With the few moments alone I have, I pull my phone out of the pocket of my tux.
Florence: kids are asleep
Underneath the message there’s a picture of her laying on the couch in my house, tits pushed up, pout on her face, smirking at the camera with big brown eyes.
Guilt swirls inside me. I’ve been honest and upfront with her. Even if my marriage ends in disaster, there’s no future for us.
Me: We’re gonna leave in about thirty
Florence: See you soon
There’s a winking emoji at the end. It took me longer than I care to admit to realize she was flirting with me. I know it doesn’t make it better, but she chased me. She seduced me. Sure, I gave in when I shouldn’t have because I’m a married father, but in a moment of weakness I did. And now it’s been six months and I’ve been banging my babysitter like some goddamn cliche from a porno.
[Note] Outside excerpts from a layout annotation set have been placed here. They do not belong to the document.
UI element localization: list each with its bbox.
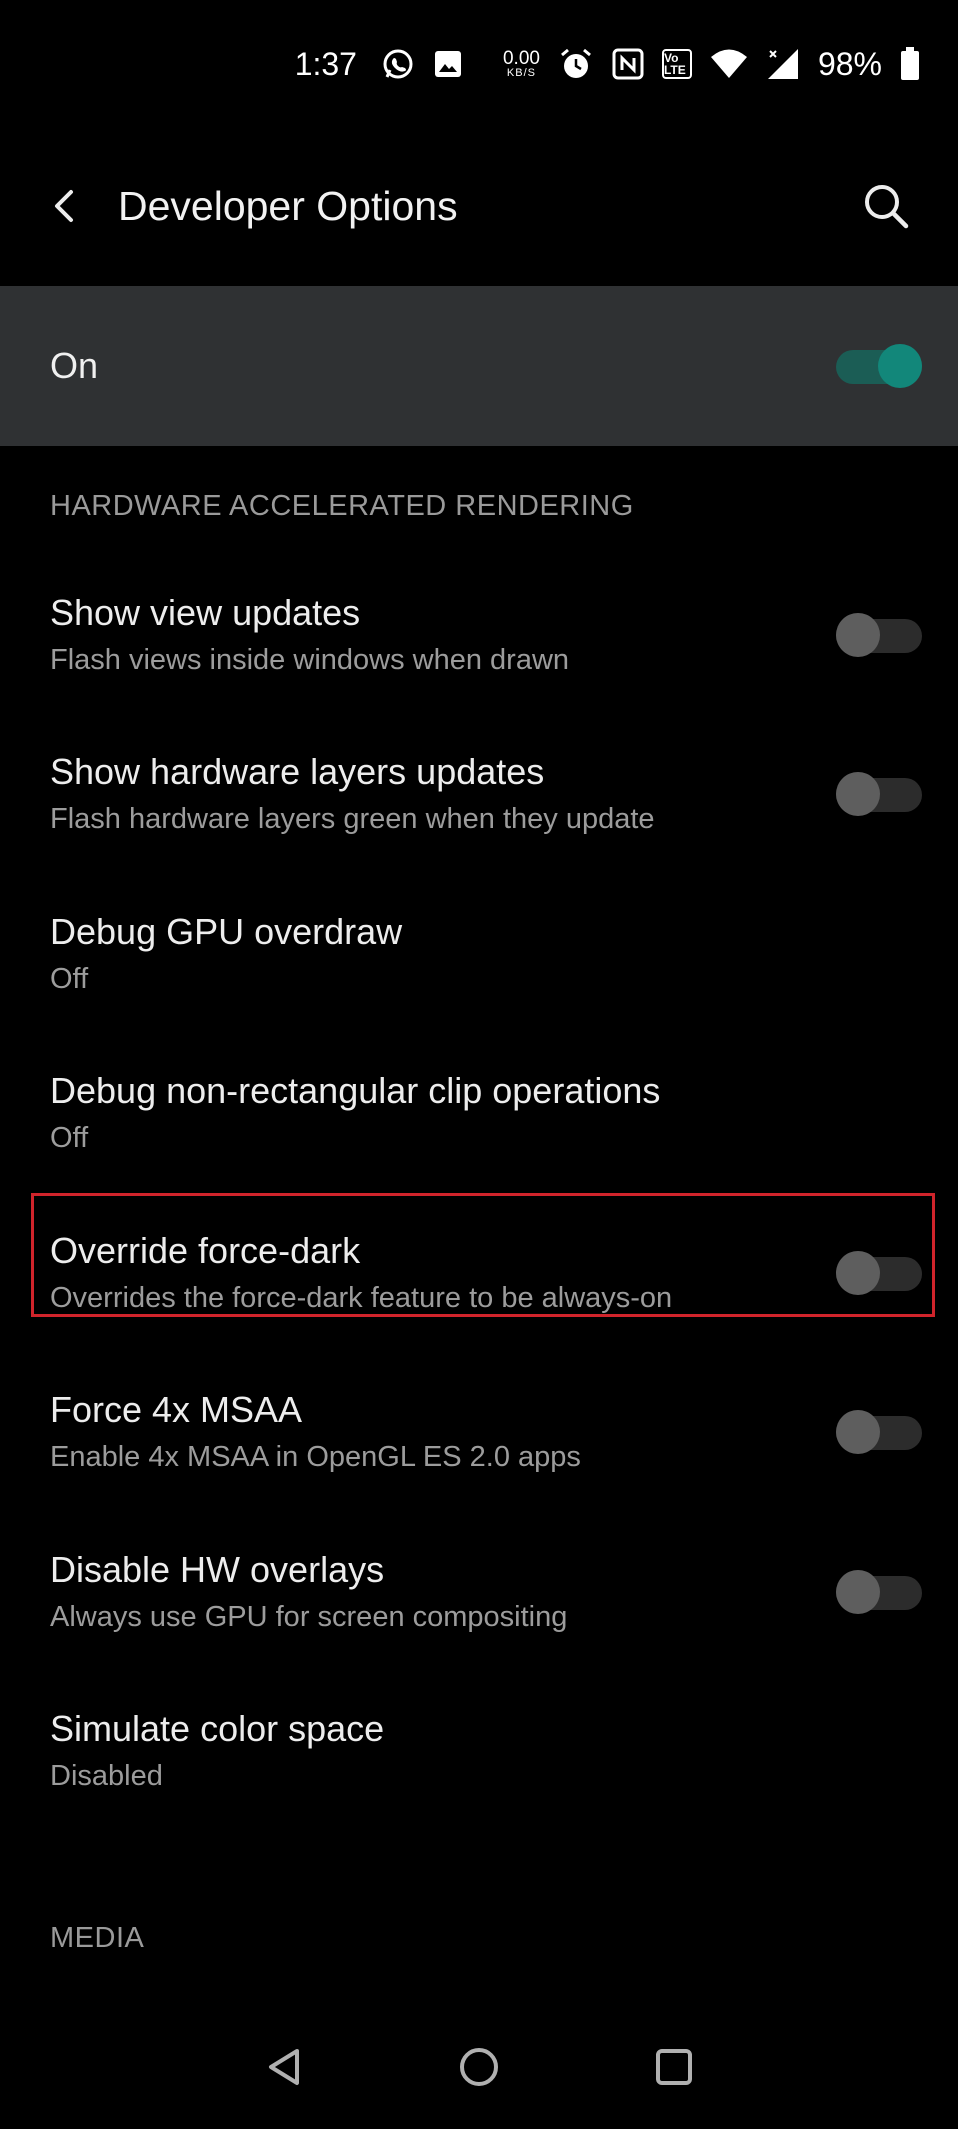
volte-icon: Vo LTE <box>661 49 692 79</box>
status-bar: 1:37 0.00 KB/S Vo LTE 98% <box>0 0 958 128</box>
nav-home-icon <box>460 2048 498 2086</box>
show-hardware-layers-updates-toggle[interactable] <box>836 772 922 816</box>
disable-hw-overlays-toggle[interactable] <box>836 1570 922 1614</box>
item-summary: Flash hardware layers green when they up… <box>50 803 655 835</box>
item-override-force-dark[interactable]: Override force-dark Overrides the force-… <box>0 1210 958 1370</box>
item-summary: Off <box>50 963 89 995</box>
section-header-media: MEDIA <box>50 1922 145 1954</box>
master-switch-label: On <box>50 345 99 386</box>
whatsapp-icon <box>381 47 415 81</box>
item-debug-non-rectangular-clip[interactable]: Debug non-rectangular clip operations Of… <box>0 1050 958 1210</box>
item-debug-gpu-overdraw[interactable]: Debug GPU overdraw Off <box>0 891 958 1051</box>
item-summary: Disabled <box>50 1760 163 1792</box>
item-summary: Always use GPU for screen compositing <box>50 1601 568 1633</box>
item-summary: Off <box>50 1122 89 1154</box>
nav-recents-button[interactable] <box>639 2032 709 2102</box>
network-speed: 0.00 KB/S <box>502 48 540 79</box>
item-force-4x-msaa[interactable]: Force 4x MSAA Enable 4x MSAA in OpenGL E… <box>0 1369 958 1529</box>
item-title: Force 4x MSAA <box>50 1389 303 1430</box>
item-title: Debug non-rectangular clip operations <box>50 1070 661 1111</box>
item-title: Debug GPU overdraw <box>50 911 403 952</box>
battery-icon <box>900 47 920 81</box>
item-summary: Enable 4x MSAA in OpenGL ES 2.0 apps <box>50 1441 581 1473</box>
item-title: Simulate color space <box>50 1708 385 1749</box>
item-summary: Flash views inside windows when drawn <box>50 644 570 676</box>
nfc-icon <box>612 48 644 80</box>
item-simulate-color-space[interactable]: Simulate color space Disabled <box>0 1688 958 1848</box>
item-title: Override force-dark <box>50 1230 361 1271</box>
status-time: 1:37 <box>294 45 357 82</box>
nav-home-button[interactable] <box>444 2032 514 2102</box>
item-title: Disable HW overlays <box>50 1549 385 1590</box>
nav-recents-icon <box>656 2049 692 2085</box>
show-view-updates-toggle[interactable] <box>836 613 922 657</box>
search-button[interactable] <box>858 178 914 234</box>
wifi-icon <box>710 48 748 80</box>
item-summary: Overrides the force-dark feature to be a… <box>50 1282 673 1314</box>
back-button[interactable] <box>38 180 90 232</box>
override-force-dark-toggle[interactable] <box>836 1251 922 1295</box>
item-title: Show hardware layers updates <box>50 751 545 792</box>
nav-back-button[interactable] <box>250 2032 320 2102</box>
section-header-hardware-rendering: HARDWARE ACCELERATED RENDERING <box>50 490 634 522</box>
item-disable-hw-overlays[interactable]: Disable HW overlays Always use GPU for s… <box>0 1529 958 1689</box>
page-title: Developer Options <box>118 183 458 229</box>
nav-back-icon <box>269 2049 299 2085</box>
master-switch-bar[interactable]: On <box>0 286 958 446</box>
item-show-hardware-layers-updates[interactable]: Show hardware layers updates Flash hardw… <box>0 731 958 891</box>
gallery-icon <box>433 49 463 79</box>
navigation-bar <box>0 2010 958 2129</box>
battery-percent: 98% <box>817 45 882 82</box>
alarm-icon <box>558 46 594 82</box>
force-4x-msaa-toggle[interactable] <box>836 1410 922 1454</box>
item-title: Show view updates <box>50 592 361 633</box>
back-icon <box>55 190 73 222</box>
master-switch-toggle[interactable] <box>836 344 922 388</box>
signal-icon <box>766 47 800 81</box>
app-bar: Developer Options <box>0 128 958 284</box>
item-show-view-updates[interactable]: Show view updates Flash views inside win… <box>0 572 958 732</box>
search-icon <box>865 185 909 229</box>
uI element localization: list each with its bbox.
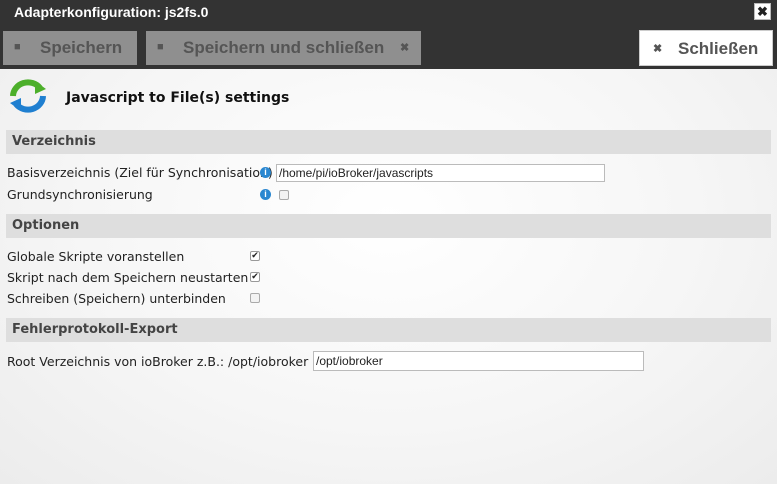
root-verzeichnis-label: Root Verzeichnis von ioBroker z.B.: /opt… xyxy=(7,354,309,369)
info-icon[interactable]: i xyxy=(260,167,271,178)
neustarten-label: Skript nach dem Speichern neustarten xyxy=(7,270,249,285)
x-icon: ✖ xyxy=(653,43,663,55)
toolbar: ■ Speichern ■ Speichern und schließen ✖ … xyxy=(0,25,777,69)
floppy-disk-icon: ■ xyxy=(157,41,164,53)
floppy-disk-icon: ■ xyxy=(14,41,21,53)
save-and-close-button-label: Speichern und schließen xyxy=(183,38,385,57)
grundsync-label: Grundsynchronisierung xyxy=(7,187,153,202)
dialog-close-button[interactable]: ✖ xyxy=(754,3,771,20)
dialog-titlebar: Adapterkonfiguration: js2fs.0 ✖ xyxy=(0,0,777,25)
neustarten-checkbox[interactable]: ✔ xyxy=(250,272,260,282)
dialog-title: Adapterkonfiguration: js2fs.0 xyxy=(14,4,209,20)
info-icon[interactable]: i xyxy=(260,189,271,200)
x-icon: ✖ xyxy=(400,42,410,54)
close-button[interactable]: ✖ Schließen xyxy=(639,30,773,66)
schreiben-label: Schreiben (Speichern) unterbinden xyxy=(7,291,226,306)
save-button[interactable]: ■ Speichern xyxy=(3,31,137,65)
section-optionen: Optionen xyxy=(6,214,771,238)
close-button-label: Schließen xyxy=(678,39,759,58)
save-button-label: Speichern xyxy=(40,38,123,57)
grundsync-checkbox[interactable] xyxy=(279,190,289,200)
globale-skripte-checkbox[interactable]: ✔ xyxy=(250,251,260,261)
basisverzeichnis-label: Basisverzeichnis (Ziel für Synchronisati… xyxy=(7,165,273,180)
schreiben-checkbox[interactable] xyxy=(250,293,260,303)
page-title: Javascript to File(s) settings xyxy=(66,90,290,106)
section-fehlerprotokoll: Fehlerprotokoll-Export xyxy=(6,318,771,342)
basisverzeichnis-input[interactable]: /home/pi/ioBroker/javascripts xyxy=(276,164,605,182)
sync-arrows-icon xyxy=(10,79,46,113)
section-verzeichnis: Verzeichnis xyxy=(6,130,771,154)
globale-skripte-label: Globale Skripte voranstellen xyxy=(7,249,185,264)
root-verzeichnis-input[interactable]: /opt/iobroker xyxy=(313,351,644,371)
save-and-close-button[interactable]: ■ Speichern und schließen ✖ xyxy=(146,31,421,65)
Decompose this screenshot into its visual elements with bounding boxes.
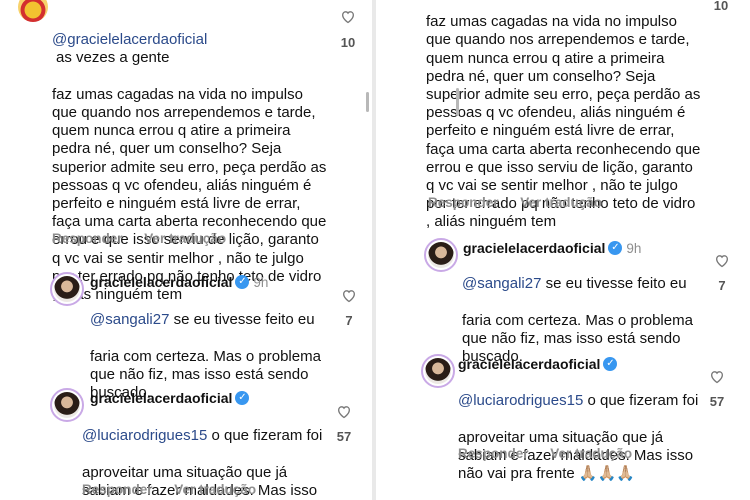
reply-button[interactable]: Responder	[52, 231, 123, 246]
reply-header: gracielelacerdaoficial ✓	[90, 390, 250, 406]
heart-outline-icon[interactable]	[709, 369, 725, 384]
heart-outline-icon[interactable]	[341, 288, 357, 303]
heart-outline-icon[interactable]	[336, 404, 352, 419]
reply-timestamp: 9h	[253, 274, 269, 290]
scrollbar[interactable]	[456, 88, 459, 116]
reply-like-count: 57	[336, 429, 352, 444]
scrollbar[interactable]	[366, 92, 369, 112]
verified-badge-icon: ✓	[235, 391, 250, 405]
main-comment-body: faz umas cagadas na vida no impulso que …	[52, 85, 327, 304]
reply-button[interactable]: Responder	[82, 482, 153, 497]
reply-like-count: 7	[345, 313, 353, 328]
reply-mention[interactable]: @luciarodrigues15	[82, 427, 207, 444]
reply-header: gracielelacerdaoficial ✓ 9h	[90, 274, 268, 290]
heart-outline-icon[interactable]	[340, 9, 356, 24]
reply-first-line: se eu tivesse feito eu	[541, 275, 687, 293]
reply-mention[interactable]: @sangali27	[90, 311, 169, 328]
reply-username[interactable]: gracielelacerdaoficial	[458, 356, 600, 372]
main-comment-first-line: as vezes a gente	[56, 49, 170, 67]
reply-username[interactable]: gracielelacerdaoficial	[463, 240, 605, 256]
heart-outline-icon[interactable]	[714, 253, 730, 268]
reply-timestamp: 9h	[626, 240, 642, 256]
reply-avatar[interactable]	[424, 238, 458, 272]
reply-avatar[interactable]	[50, 272, 84, 306]
reply-header: gracielelacerdaoficial ✓ 9h	[463, 240, 641, 256]
reply-first-line: se eu tivesse feito eu	[169, 311, 315, 329]
translate-button[interactable]: Ver tradução	[550, 446, 632, 461]
main-comment-text: @gracielelacerdaoficial as vezes a gente…	[52, 13, 352, 304]
main-comment-like-count: 10	[713, 0, 729, 13]
right-screenshot: faz umas cagadas na vida no impulso que …	[376, 0, 750, 500]
reply-header: gracielelacerdaoficial ✓	[458, 356, 618, 372]
reply-button[interactable]: Responder	[458, 446, 529, 461]
reply-username[interactable]: gracielelacerdaoficial	[90, 390, 232, 406]
reply-avatar[interactable]	[421, 354, 455, 388]
left-screenshot: @gracielelacerdaoficial as vezes a gente…	[0, 0, 372, 500]
reply-first-line: o que fizeram foi	[207, 427, 323, 445]
main-comment-actions: Responder Ver tradução	[428, 195, 620, 210]
verified-badge-icon: ✓	[608, 241, 623, 255]
main-comment-username[interactable]: @gracielelacerdaoficial	[52, 31, 207, 48]
reply-button[interactable]: Responder	[428, 195, 499, 210]
reply-first-line: o que fizeram foi	[583, 392, 699, 410]
reply-like-count: 7	[718, 278, 726, 293]
verified-badge-icon: ✓	[235, 275, 250, 289]
reply-text: @sangali27 se eu tivesse feito eu faria …	[462, 257, 702, 366]
translate-button[interactable]: Ver tradução	[520, 195, 602, 210]
reply-like-count: 57	[709, 394, 725, 409]
main-comment-actions: Responder Ver tradução	[52, 231, 244, 246]
main-comment-like-count: 10	[340, 35, 356, 50]
reply-actions: Responder Ver tradução	[82, 482, 274, 497]
reply-text: @luciarodrigues15 o que fizeram foi apro…	[458, 374, 718, 483]
translate-button[interactable]: Ver tradução	[144, 231, 226, 246]
reply-mention[interactable]: @luciarodrigues15	[458, 392, 583, 409]
reply-username[interactable]: gracielelacerdaoficial	[90, 274, 232, 290]
verified-badge-icon: ✓	[603, 357, 618, 371]
reply-actions: Responder Ver tradução	[458, 446, 650, 461]
translate-button[interactable]: Ver tradução	[174, 482, 256, 497]
reply-mention[interactable]: @sangali27	[462, 275, 541, 292]
reply-avatar[interactable]	[50, 388, 84, 422]
reply-text: @sangali27 se eu tivesse feito eu faria …	[90, 293, 330, 402]
commenter-avatar[interactable]	[18, 0, 48, 22]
I need to stop. I keep trying. But the sex is good, and I can’t remember the last time I had sex with Olivia, the last time she even accepted my advances, the last time she even tried to start anything with me.
Part of me wonder if she’s having an affair too. Would I even be hurt by it if she was? We’re so lost I’m not even sure I would be.
I think we both know if it weren’t for the kids we wouldn’t still be together.
Maybe we should try counseling?
When Olivia comes back, she’s got fresh lipstick on. I’m still stunned every time I look at her, auburn hair curled softly, lips dark red. She’s changed so much in the eighteen years we’ve been together. And not just her body. Sure, four pregnancies has changed it, age has changed it, but it’s her attitude that’s changed too. She’s so damn smart, always has been. She got so much more confidence than high school Olivia, and I love it.
I wish she would let me love her like she used to.
Can we ever get that back?
The last thirty minutes we stay fly by until we’re in the car driving home.
“Thanks for coming with me,” I tell her. I want to reach over to her, touch her, but it feels so strained and awkward.
“No problem,” she replies. She’s looking out the window though, ignoring me.
The rest of the drive passes in silence until we pull up to the house. “Just wait here,” she says. “I’ll pay Florence and send her out so you can take her home.”
“Sure,” I say. She’ll be in bed by the time I’m back, no chance of anything happening between us.
She closes the car door and I lean my head against the headrest, eyes closed trying to figure out how I got here. How can I get out of this? How can we fix this?
The first step would be to stop banging our babysitter, but as Florence opens the car door and slips into the seat my wife just vacated, I know there’s no chance of that happening. Not tonight anyway.
“Hey, handsome,” she says, grinning at me. She won’t cross any lines, not while we’re still sitting in my driveway, but as I expect, as soon as we’re driving, she reaches across and trails her hand up my thigh, until she gets to my cock. “You’re so needy,” she murmurs. “It’s been ten days since I’ve gotten to touch you. Your hand isn’t enough to keep you satisfied.”
“Fuck, it’s not,” I whisper, lifting my hips to get her to take more of me.
She teases me until I’m pulling into an abandoned parking lot, and then she’s leaning across the seat, welcoming me into the warmth of her mouth while I sit back and enjoy it until she climbs across me, facing me while she rides my dick until I’m coming inside her, moaning her name but still somehow wishing she was Olivia.